Figure 3 : TEE long-axis view of the left ventricle in a patient ventilated because of cardiogenic acute pulmonary edema related to myocarditis. Pulsed Doppler at the mitral annulus. LV: left ventricle, RV: right ventricle, LA: left atrium. E: rapid protodiastolic filling of the LV. A: end-diastolic filling of the LV (atrial systole).

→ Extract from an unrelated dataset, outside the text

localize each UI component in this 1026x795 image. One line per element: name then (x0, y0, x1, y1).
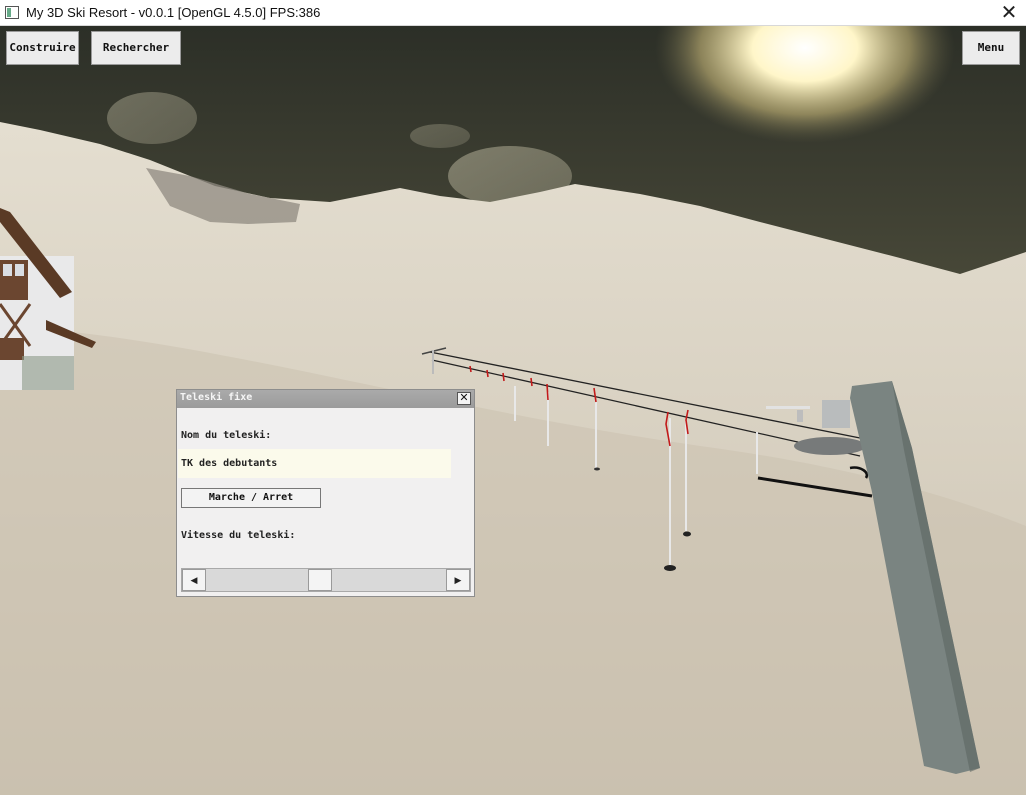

Restricted mitral flow (E/A > 2, deceleration time of the brief E wave) suggestive of high end-diastolic pressure of the left ventricle.

Figure 4 : TEE view passing through the left superior pulmonary vein in the same patient as in figure 3. S: systolic wave, D: diastolic wave. a: retrograde wave concomitant with atrial systole. The reverse view of the flow of left atrial filling (small systolic wave, large diastolic wave), and the presence of a significant A wave, are suggestive of high LV end-diastolic pressure.